Während einer Pandemie soll man eben Kontakte vermeiden. Ich gehe sozusagen als Stellvertreter für die rücksichtsvolle und vernünftige Gesellschaft hin. Aber unter anderen Umständen ist es natürlich sehr wichtig, dass viele Leute zu solchen Demonstrationen kommen, um zu zeigen, dass die Mehrheit gegen die Rechten ist. Aber man kann mich auch vom Sofa aus unterstützten. Ich habe die Organisation „Westberliner Junx“ gegründet, ein antirassistisches Projekt. Man kann für uns recherchieren und an unserer Website mitarbeiten, wo wir Informationen über Querdenker und Nazis sammeln. Wir brauchen sogar Leute, die Fotos bearbeiten!

Wer sind die Westberliner Junx?

Ich bin der Impulsgeber. Aber viele Sachen sind Teamarbeit. Frauen können natürlich auch mitmachen. Das X steht für die X-Chromosomen… (lacht) Westberliner Junx soll ein Gefühl sein, es soll dir etwas mitgeben. Und wir wollen natürlich die Infrastruktur der Rechten im Netz kaputtmachen: Wir wollen deren Youtube-Kanäle schließen. Ich möchte nicht mehr, dass Rechte streamen. Und da muss es Mittel und Wege geben, und uns ist jedes Mittel recht – nicht mit Gewalt, sondern taktisch. Wir schauen uns die Szene an. Wir analysieren sie. Wir benutzen die Seite Hassmelden.de, um offiziell Anzeigen zu stellen. Das ist ganz, ganz wichtig. Jetzt beobachtet der Verfassungsschutz Querdenken. Daran waren wir nicht unbeteiligt. Wir haben Vorarbeit geleistet. Und jetzt sind sie auf dem Schirm. Das war das Ziel.

Warum heißt die Gruppe denn „Westberliner Jungs“? Westberlin gibt es jetzt doch seit dreißig Jahren nicht mehr …

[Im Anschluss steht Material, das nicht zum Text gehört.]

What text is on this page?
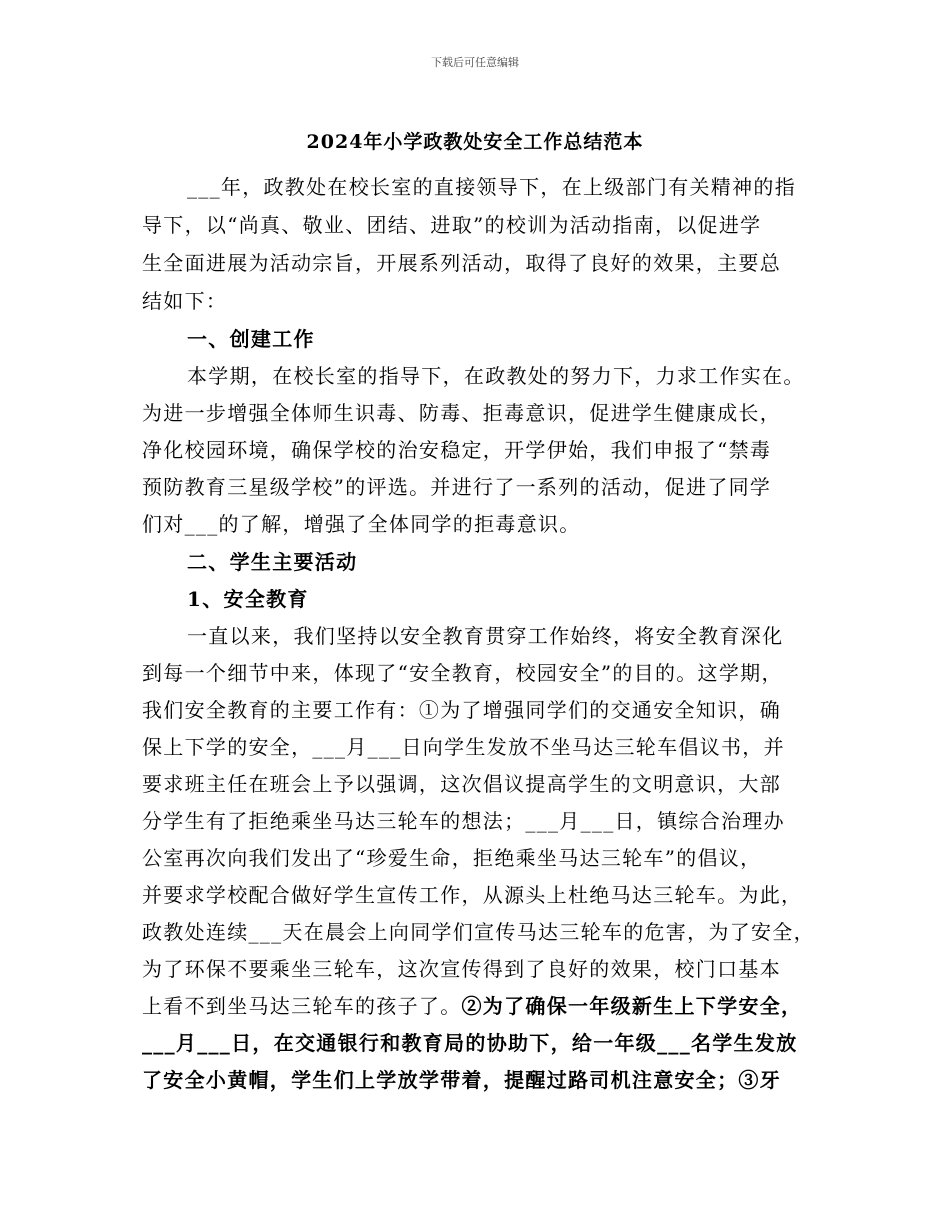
下载后可任意编辑
2024年小学政教处安全工作总结范本
___年，政教处在校长室的直接领导下，在上级部门有关精神的指
导下，以“尚真、敬业、团结、进取”的校训为活动指南，以促进学
生全面进展为活动宗旨，开展系列活动，取得了良好的效果，主要总
结如下：
一、创建工作
本学期，在校长室的指导下，在政教处的努力下，力求工作实在。
为进一步增强全体师生识毒、防毒、拒毒意识，促进学生健康成长，
净化校园环境，确保学校的治安稳定，开学伊始，我们申报了“禁毒
预防教育三星级学校”的评选。并进行了一系列的活动，促进了同学
们对___的了解，增强了全体同学的拒毒意识。
二、学生主要活动
1、安全教育
一直以来，我们坚持以安全教育贯穿工作始终，将安全教育深化
到每一个细节中来，体现了“安全教育，校园安全”的目的。这学期，
我们安全教育的主要工作有：①为了增强同学们的交通安全知识，确
保上下学的安全，___月___日向学生发放不坐马达三轮车倡议书，并
要求班主任在班会上予以强调，这次倡议提高学生的文明意识，大部
分学生有了拒绝乘坐马达三轮车的想法；___月___日，镇综合治理办
公室再次向我们发出了“珍爱生命，拒绝乘坐马达三轮车”的倡议，
并要求学校配合做好学生宣传工作，从源头上杜绝马达三轮车。为此，
政教处连续___天在晨会上向同学们宣传马达三轮车的危害，为了安全，
为了环保不要乘坐三轮车，这次宣传得到了良好的效果，校门口基本
上看不到坐马达三轮车的孩子了。②为了确保一年级新生上下学安全，
___月___日，在交通银行和教育局的协助下，给一年级___名学生发放
了安全小黄帽，学生们上学放学带着，提醒过路司机注意安全；③牙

Aber ich bin nun mal ein typisches Westberliner Kind … Das Feeling eines Migranten war damals folgendes: Du bist irgendwo groß geworden. Da ging es nicht darum, ob jemand türkische, kurdische, arabische oder deutsche Wurzeln hatte. Das hat uns gar nicht gejuckt. Nein, wir haben uns gesagt: „Der kommt aus meiner Straße, und die Straße hält zusammen.“ Man hat die Faschos gesehen in der S-Bahn, man ist damit groß geworden, und auch, wenn man sich nicht kannte, war man sich ohne Absprache einig, dass es jetzt von allen Seiten auf die Fresse gibt. Ich propagiere keine Gewalt! Aber dass uns heute diese ganzen Verschwörungsideologen und Faschos auf der Nase herumtanzen und immer mutiger werden, weil der Staat so lange geschlafen hat, das ist scheiße. Da ist etwas verlorengegangen.